A CUDA implementation of BFS from "Large Graph Algorithms for Massively Multithreaded Architectures" paper

This is a CUDA implementation of BFS from the "Large Graph Algorithms for Massively Multithreaded Architectures" paper (Harish et al).

How to Use

Compile with $ bash compile.sh (sorry, no makefile). This will create an executable called ./demo.

Run it like so: ./demo /path/to/graph.txt <start-vertex-idx> (cpu | gpu).

Example: ./demo ./test-data/small.txt 0 gpu.

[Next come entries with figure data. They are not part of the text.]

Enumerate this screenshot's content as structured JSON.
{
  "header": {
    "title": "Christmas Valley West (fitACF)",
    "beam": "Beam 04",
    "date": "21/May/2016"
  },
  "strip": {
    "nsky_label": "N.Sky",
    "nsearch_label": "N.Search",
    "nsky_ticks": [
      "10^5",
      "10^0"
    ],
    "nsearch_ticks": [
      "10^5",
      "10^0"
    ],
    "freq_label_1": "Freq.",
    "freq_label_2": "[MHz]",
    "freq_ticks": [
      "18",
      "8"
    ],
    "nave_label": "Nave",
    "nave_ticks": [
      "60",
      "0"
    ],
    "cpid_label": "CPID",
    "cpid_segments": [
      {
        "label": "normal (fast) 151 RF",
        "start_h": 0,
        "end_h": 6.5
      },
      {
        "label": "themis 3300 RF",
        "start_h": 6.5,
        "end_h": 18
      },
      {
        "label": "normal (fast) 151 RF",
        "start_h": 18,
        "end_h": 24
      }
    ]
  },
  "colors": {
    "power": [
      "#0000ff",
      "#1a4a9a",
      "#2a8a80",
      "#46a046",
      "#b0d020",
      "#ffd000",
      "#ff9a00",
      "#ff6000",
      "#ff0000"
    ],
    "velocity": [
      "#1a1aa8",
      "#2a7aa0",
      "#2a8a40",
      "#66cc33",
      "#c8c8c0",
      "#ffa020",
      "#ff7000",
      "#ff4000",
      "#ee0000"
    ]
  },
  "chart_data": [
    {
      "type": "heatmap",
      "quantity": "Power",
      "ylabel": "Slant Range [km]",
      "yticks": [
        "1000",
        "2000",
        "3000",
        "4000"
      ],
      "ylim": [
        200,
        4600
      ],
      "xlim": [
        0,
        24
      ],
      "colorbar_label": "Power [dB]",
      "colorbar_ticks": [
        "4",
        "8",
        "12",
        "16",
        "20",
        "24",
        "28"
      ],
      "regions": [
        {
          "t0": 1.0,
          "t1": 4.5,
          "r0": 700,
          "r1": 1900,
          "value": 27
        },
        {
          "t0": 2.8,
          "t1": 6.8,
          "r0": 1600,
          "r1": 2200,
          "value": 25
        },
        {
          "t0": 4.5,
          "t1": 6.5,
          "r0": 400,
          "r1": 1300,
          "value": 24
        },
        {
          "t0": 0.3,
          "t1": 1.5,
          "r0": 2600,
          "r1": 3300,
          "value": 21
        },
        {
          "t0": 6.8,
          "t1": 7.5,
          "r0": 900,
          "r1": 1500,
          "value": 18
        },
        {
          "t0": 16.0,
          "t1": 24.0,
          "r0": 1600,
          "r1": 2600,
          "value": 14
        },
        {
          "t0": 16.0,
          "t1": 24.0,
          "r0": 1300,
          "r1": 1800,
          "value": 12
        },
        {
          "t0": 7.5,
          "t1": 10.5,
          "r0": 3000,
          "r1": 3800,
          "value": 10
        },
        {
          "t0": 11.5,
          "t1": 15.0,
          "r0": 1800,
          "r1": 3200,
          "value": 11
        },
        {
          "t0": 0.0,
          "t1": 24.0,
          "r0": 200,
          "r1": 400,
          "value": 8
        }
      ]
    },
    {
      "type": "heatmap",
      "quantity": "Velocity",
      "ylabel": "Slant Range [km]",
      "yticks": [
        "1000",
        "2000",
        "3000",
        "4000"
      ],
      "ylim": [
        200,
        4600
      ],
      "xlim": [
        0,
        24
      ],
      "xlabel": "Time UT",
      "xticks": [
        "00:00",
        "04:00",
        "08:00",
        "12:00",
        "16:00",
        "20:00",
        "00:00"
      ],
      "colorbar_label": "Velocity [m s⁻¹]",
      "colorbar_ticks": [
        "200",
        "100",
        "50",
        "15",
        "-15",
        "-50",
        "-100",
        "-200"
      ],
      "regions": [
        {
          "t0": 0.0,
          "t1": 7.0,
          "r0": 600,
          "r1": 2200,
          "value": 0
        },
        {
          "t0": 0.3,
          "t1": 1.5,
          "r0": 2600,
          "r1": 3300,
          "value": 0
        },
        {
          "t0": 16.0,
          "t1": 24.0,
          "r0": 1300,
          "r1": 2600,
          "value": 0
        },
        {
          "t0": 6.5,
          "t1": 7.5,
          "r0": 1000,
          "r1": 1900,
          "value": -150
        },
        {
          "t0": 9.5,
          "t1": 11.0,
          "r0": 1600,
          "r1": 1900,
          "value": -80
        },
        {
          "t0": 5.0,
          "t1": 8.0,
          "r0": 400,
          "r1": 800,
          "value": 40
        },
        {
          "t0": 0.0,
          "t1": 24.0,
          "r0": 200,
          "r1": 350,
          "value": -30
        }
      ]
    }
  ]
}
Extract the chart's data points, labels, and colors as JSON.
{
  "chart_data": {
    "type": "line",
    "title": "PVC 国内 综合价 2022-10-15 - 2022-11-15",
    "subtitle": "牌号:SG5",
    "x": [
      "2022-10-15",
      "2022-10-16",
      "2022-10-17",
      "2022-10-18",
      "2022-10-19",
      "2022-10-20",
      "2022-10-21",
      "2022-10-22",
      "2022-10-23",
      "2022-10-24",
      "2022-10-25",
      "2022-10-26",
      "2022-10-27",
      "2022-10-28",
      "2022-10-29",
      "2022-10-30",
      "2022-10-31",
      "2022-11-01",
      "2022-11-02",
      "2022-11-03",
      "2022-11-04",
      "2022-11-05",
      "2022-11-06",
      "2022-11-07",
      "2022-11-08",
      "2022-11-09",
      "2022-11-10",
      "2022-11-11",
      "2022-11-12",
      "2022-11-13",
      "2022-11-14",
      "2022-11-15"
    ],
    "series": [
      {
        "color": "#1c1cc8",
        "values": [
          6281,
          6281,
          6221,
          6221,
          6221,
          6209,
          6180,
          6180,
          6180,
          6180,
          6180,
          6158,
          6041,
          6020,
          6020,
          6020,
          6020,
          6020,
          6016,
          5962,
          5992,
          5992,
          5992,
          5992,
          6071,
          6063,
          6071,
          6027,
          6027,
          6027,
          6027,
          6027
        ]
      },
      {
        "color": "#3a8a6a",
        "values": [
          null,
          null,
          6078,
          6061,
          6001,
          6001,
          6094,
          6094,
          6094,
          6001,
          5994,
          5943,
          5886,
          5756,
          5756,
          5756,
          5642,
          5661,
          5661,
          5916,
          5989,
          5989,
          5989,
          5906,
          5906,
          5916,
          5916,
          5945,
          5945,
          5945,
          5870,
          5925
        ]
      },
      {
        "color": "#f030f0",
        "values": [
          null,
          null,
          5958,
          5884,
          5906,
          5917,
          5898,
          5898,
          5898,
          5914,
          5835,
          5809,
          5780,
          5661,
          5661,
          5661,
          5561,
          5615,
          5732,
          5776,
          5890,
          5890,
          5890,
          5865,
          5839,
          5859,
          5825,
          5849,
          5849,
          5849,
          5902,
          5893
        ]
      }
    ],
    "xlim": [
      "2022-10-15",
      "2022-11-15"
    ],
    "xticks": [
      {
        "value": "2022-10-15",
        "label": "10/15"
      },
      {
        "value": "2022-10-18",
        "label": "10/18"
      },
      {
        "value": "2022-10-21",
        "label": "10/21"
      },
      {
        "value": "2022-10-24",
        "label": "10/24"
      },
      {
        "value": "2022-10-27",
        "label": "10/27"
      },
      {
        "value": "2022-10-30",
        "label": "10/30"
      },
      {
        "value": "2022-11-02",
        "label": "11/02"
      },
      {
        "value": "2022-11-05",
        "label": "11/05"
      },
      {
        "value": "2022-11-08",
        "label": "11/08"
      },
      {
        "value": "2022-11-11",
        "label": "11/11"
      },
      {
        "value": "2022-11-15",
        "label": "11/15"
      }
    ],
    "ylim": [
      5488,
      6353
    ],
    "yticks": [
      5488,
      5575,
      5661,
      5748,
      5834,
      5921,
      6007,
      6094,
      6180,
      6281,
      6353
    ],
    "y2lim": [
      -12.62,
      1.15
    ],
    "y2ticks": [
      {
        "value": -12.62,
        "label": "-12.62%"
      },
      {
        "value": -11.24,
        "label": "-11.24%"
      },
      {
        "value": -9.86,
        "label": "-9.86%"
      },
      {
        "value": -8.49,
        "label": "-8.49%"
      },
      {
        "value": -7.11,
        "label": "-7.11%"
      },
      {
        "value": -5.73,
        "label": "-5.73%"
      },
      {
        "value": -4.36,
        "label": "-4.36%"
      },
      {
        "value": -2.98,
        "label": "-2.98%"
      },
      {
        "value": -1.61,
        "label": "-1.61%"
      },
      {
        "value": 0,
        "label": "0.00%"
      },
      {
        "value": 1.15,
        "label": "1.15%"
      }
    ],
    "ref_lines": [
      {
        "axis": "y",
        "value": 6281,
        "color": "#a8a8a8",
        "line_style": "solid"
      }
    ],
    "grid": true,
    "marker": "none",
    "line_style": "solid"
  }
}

On i-th line of stdout, it will write the distance between vertex <start-vertex-idx> and vertex i, or a very large number (> 4e9) if i isn't reachable from <start-vertex-idx>.

Graph Representation

<number-of-vertices> <number-of-edges> (directed | undirected)
<edge-start-vertex-index> <edge-end-vertex-index>
<edge-start-vertex-index> <edge-end-vertex-index>
<edge-start-vertex-index> <edge-end-vertex-index>

There's an example at ./test-data/small.txt.

Code Structure

  • demo.cpp has main() and is the only executable utility.
  • The only public header is bfs.hpp.
  • The reference CPU version bfsCPU() is in bfs_cpu.cpp.
  • The CUDA version bfsCUDA() is in bfs.cu.
  • It uses
    • bfs_kernels.cu, which has BFSKernel1() and BFSKernel2() (Algorithms 2 and 3 in the paper);
    • compaction.cu, which has compactSIMD() (Section 3.2 in the paper);
    • scan.cu and scan_kernels.cu, which have, most notably, prescanArray() (an off-the-shelf implementation of scan operation).